In gemel, the fee base is already very large. In 2025, the company collected NIS 604.9 million of gemel management fees against a DAC balance of NIS 319.2 million. That is still material, but it rests on an income engine already operating at scale.
In pension, the picture is much younger. Pension management fees totaled NIS 41.7 million, while pension DAC stood at NIS 90.3 million. So the segment with the longer amortization period is also the segment where the annual revenue base is still smaller.
This is exactly where growth and maturity need to be separated. Pension is growing fast. Assets under management in pension funds rose to NIS 16.4 billion at the end of 2025, up from NIS 9.6 billion a year earlier, and pension fee income rose to NIS 41.7 million from NIS 23.1 million in 2024. Those are good numbers. But they still do not erase the fact that acquisition cost is being carried forward over a longer horizon in a business where fee rates are lower and more regulated.
Put differently, in gemel, DAC looks like a growth cost sitting against an established fee machine. In pension, it looks more like a calculated bet on future revenues that still need to be earned.
Why The Auditor Focused On This Line
The external auditor did not make a vague point about judgment. It identified DAC impairment testing as a key audit matter and explained why: the balance is highly material, recoverability depends on assumptions about cancellations, expected returns on member savings, and future management fees, and the test is performed against nominal, undiscounted future fee cash flows.
The use of nominal, undiscounted cash flows matters. The asset is not tested against a present-value hurdle that penalizes time. It is tested against the aggregate amount of future management fees expected to accumulate over time. That shifts the real focus to persistence, member retention, fundraising pace, and fee erosion.
The auditor also says the audit work included testing methodology, assessing the reasonableness of key assumptions, using specialists, and reviewing whether the movement in the line, including additions and current amortization, was reasonable. That matters not because a failure was identified, but because it shows how much earnings quality depends on the assumptions underneath this line.
The conclusion is straightforward: the risk here is not as dramatic as a goodwill write-down, but it is also not as minor as a routine operating note. It is a mechanism that can work well as long as growth continues and members stay, but it is also a mechanism that would need adjustment if retention, contributions, or fee levels weaken.
What Needs To Happen Next For DAC To Stop Distorting The Read
The right test for the next 2 to 4 quarters is not whether DAC is "high" or "low." That is too shallow. The real question is whether net growth in the line starts to converge downward relative to management-fee growth and operating cash flow.

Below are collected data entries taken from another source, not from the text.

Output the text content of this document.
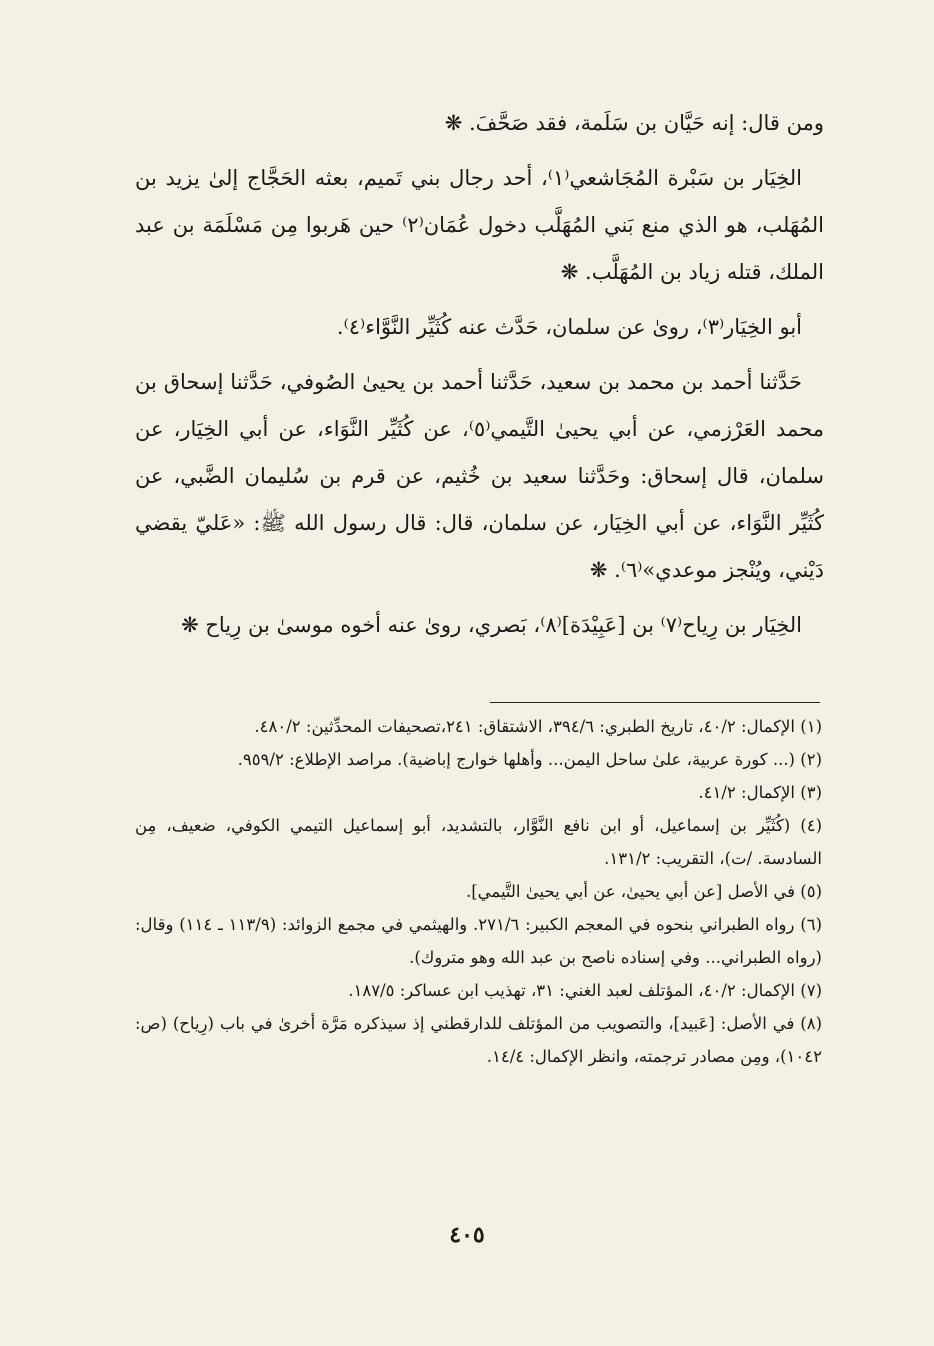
ومن قال: إنه حَيَّان بن سَلَمة، فقد صَحَّفَ. ❋

الخِيَار بن سَبْرة المُجَاشعي⁽١⁾، أحد رجال بني تَميم، بعثه الحَجَّاج إلىٰ يزيد بن المُهَلب، هو الذي منع بَني المُهَلَّب دخول عُمَان⁽٢⁾ حين هَربوا مِن مَسْلَمَة بن عبد الملك، قتله زياد بن المُهَلَّب. ❋

أبو الخِيَار⁽٣⁾، روىٰ عن سلمان، حَدَّث عنه كُثَيِّر النَّوَّاء⁽٤⁾.

حَدَّثنا أحمد بن محمد بن سعيد، حَدَّثنا أحمد بن يحيىٰ الصُوفي، حَدَّثنا إسحاق بن محمد العَرْزمي، عن أبي يحيىٰ التَّيمي⁽٥⁾، عن كُثَيِّر النَّوَاء، عن أبي الخِيَار، عن سلمان، قال إسحاق: وحَدَّثنا سعيد بن خُثيم، عن قرم بن سُليمان الضَّبي، عن كُثَيِّر النَّوَاء، عن أبي الخِيَار، عن سلمان، قال: قال رسول الله ﷺ: «عَليّ يقضي دَيْني، ويُنْجز موعدي»⁽٦⁾. ❋

الخِيَار بن رِياح⁽٧⁾ بن [عَبِيْدَة]⁽٨⁾، بَصري، روىٰ عنه أخوه موسىٰ بن رِياح ❋

(١) الإكمال: ٤٠/٢، تاريخ الطبري: ٣٩٤/٦، الاشتقاق: ٢٤١،تصحيفات المحدِّثين: ٤٨٠/٢.

(٢) (... كورة عربية، علىٰ ساحل اليمن... وأهلها خوارج إباضية). مراصد الإطلاع: ٩٥٩/٢.

(٣) الإكمال: ٤١/٢.

(٤) (كُثَيِّر بن إسماعيل، أو ابن نافع النَّوَّار، بالتشديد، أبو إسماعيل التيمي الكوفي، ضعيف، مِن السادسة. /ت)، التقريب: ١٣١/٢.

(٥) في الأصل [عن أبي يحيىٰ، عن أبي يحيىٰ التَّيمي].

(٦) رواه الطبراني بنحوه في المعجم الكبير: ٢٧١/٦. والهيثمي في مجمع الزوائد: (١١٣/٩ ـ ١١٤) وقال: (رواه الطبراني... وفي إسناده ناصح بن عبد الله وهو متروك).

(٧) الإكمال: ٤٠/٢، المؤتلف لعبد الغني: ٣١، تهذيب ابن عساكر: ١٨٧/٥.

(٨) في الأصل: [عَبيد]، والتصويب من المؤتلف للدارقطني إذ سيذكره مَرَّة أخرىٰ في باب (رِياح) (ص: ١٠٤٢)، ومِن مصادر ترجمته، وانظر الإكمال: ١٤/٤.

٤٠٥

There are three clear checkpoints:
- First: operating cash flow needs to start moving closer to net income, without relying on favorable working-capital moves.
- Second: pension fee income needs to keep growing fast enough for the segment's DAC balance to look lighter relative to its annual revenue base.
- Third: the pace of new DAC additions needs to stop running at the 2025 level, or the company needs to show that its acquisition machine is now converting more of that spend into current income rather than into continued capitalization.
If those things happen, DAC can increasingly be read as a growth investment moving toward maturity. If they do not, 2025 will look more and more like a year in which accounting moved ahead of cash.
Bottom Line
Mor Gemel Pensia's DAC balance is not a side number. It is the line that explains why NIS 70.5 million of net income turned into only NIS 27.9 million of operating cash flow, and why 2025 looks stronger in profit than in cash.
This is not an argument against using DAC. It is an argument against reading it superficially. As long as the company keeps growing, retaining members, and collecting fees over time, the asset may remain recoverable. But until that rolls into cash, a meaningful part of acquisition economics still lives as a forward accounting promise, not as money in hand today.